Une chose est néanmoins certaine, toute décision dans ce sens échoit au ministère de la Culture. Nombreux sont les éditeurs algériens à attendre cette décision. Ils évoquent comme possible alternative, de faire passer le Salon en mode virtuel, permettant ainsi de commercialiser leurs livres dans des «kiosques électroniques» dans lesquels seront présentés des livres aux lecteurs qui pourront acquérir leurs titres selon leurs choix dans un cadre légal. Il est ainsi recommandé l’installation de ces formules qui seront ouvertes aux éditeurs algériens tout au long de l’année, et dont l’espace pourra être aussi investi par les éditeurs étrangers tout au long de la durée de la manifestation. Ces mesures font partie des propositions étudiées par le ministère de tutelle afin d’atténuer l’impact de l’épidémie de Covid-19 sur les éditeurs et l’industrie du livre.
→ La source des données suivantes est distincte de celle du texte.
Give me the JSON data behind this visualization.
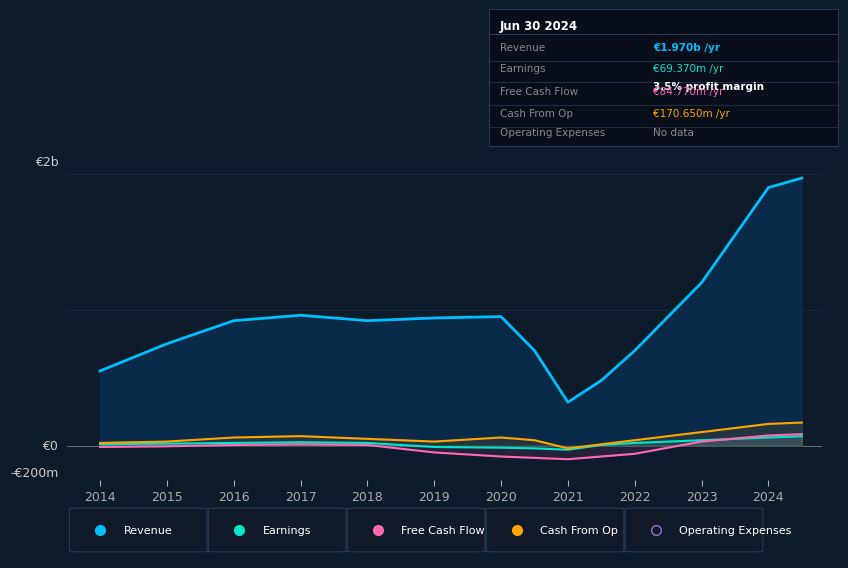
{
  "background_color": "#0d1b2a",
  "plot_bg_color": "#0d1b2a",
  "years": [
    2014,
    2015,
    2016,
    2017,
    2018,
    2019,
    2020,
    2020.5,
    2021,
    2021.5,
    2022,
    2023,
    2024,
    2024.5
  ],
  "revenue": [
    550,
    750,
    920,
    960,
    920,
    940,
    950,
    700,
    320,
    480,
    700,
    1200,
    1900,
    1970
  ],
  "earnings": [
    10,
    15,
    20,
    25,
    20,
    -10,
    -15,
    -20,
    -30,
    5,
    20,
    40,
    60,
    69
  ],
  "free_cash_flow": [
    -10,
    -5,
    5,
    10,
    5,
    -50,
    -80,
    -90,
    -100,
    -80,
    -60,
    30,
    75,
    85
  ],
  "cash_from_op": [
    20,
    30,
    60,
    70,
    50,
    30,
    60,
    40,
    -20,
    10,
    40,
    100,
    160,
    170
  ],
  "revenue_color": "#00bfff",
  "earnings_color": "#00e5cc",
  "free_cash_flow_color": "#ff69b4",
  "cash_from_op_color": "#ffa500",
  "operating_expenses_color": "#9370db",
  "revenue_fill_color": "#0a2a4a",
  "ylim_min": -250,
  "ylim_max": 2100,
  "ylabel_top": "€2b",
  "ylabel_zero": "€0",
  "ylabel_bottom": "-€200m",
  "xticks": [
    2014,
    2015,
    2016,
    2017,
    2018,
    2019,
    2020,
    2021,
    2022,
    2023,
    2024
  ],
  "info_box": {
    "title": "Jun 30 2024",
    "rows": [
      {
        "label": "Revenue",
        "value": "€1.970b /yr",
        "value_color": "#00bfff"
      },
      {
        "label": "Earnings",
        "value": "€69.370m /yr",
        "value_color": "#00e5cc",
        "extra": "3.5% profit margin"
      },
      {
        "label": "Free Cash Flow",
        "value": "€84.770m /yr",
        "value_color": "#ff69b4"
      },
      {
        "label": "Cash From Op",
        "value": "€170.650m /yr",
        "value_color": "#ffa500"
      },
      {
        "label": "Operating Expenses",
        "value": "No data",
        "value_color": "#888888"
      }
    ]
  },
  "legend_items": [
    {
      "label": "Revenue",
      "color": "#00bfff",
      "filled": true
    },
    {
      "label": "Earnings",
      "color": "#00e5cc",
      "filled": true
    },
    {
      "label": "Free Cash Flow",
      "color": "#ff69b4",
      "filled": true
    },
    {
      "label": "Cash From Op",
      "color": "#ffa500",
      "filled": true
    },
    {
      "label": "Operating Expenses",
      "color": "#9370db",
      "filled": false
    }
  ]
}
Une proposition qui nécessite également la réflexion sur un accord prospectif entre le ministère de la Culture, des Postes et des Télécommunications dans les formats de paiement possibles et l’exploitation de la numérisation pour activer la vente du livre à distance. Il est aussi attendu que l’organisation du salon algérien du livre connaisse une restructuration complète à partir de l’année prochaine. En revanche, le comité spécial d’étude des textes d’organisation de la loi sur le livre qui a été mis en place par la tutelle, a finalisé un certain nombre de propositions. Les textes en question devraient être publiés dans les semaines à venir car ils se sont concentrés sur le soutien du livre local et le renforcement du réseau local des bibliothèques et ce, afin de soutenir et d’activer le réseau de l’industrie du livre. L’accélération de l’étude et de la publication des textes d’organisation du livre qui auraient dû être publiés dans un délai d’un an, après la ratification de la loi sur le livre, est venue pour activer et mettre en œuvre la loi sur le terrain et sauver l’industrie du livre de la faillite engendrée par l’épidémie de coronavirus. Ainsi, les membres de la commission ont soumis au ministère des propositions de révision de ladite loi après la publication des textes réglementaires et leur application sur le terrain. Pour ladite commission, il est impératif de revenir sur certains aspects de la loi et l’adapter aux exigences de la réalité.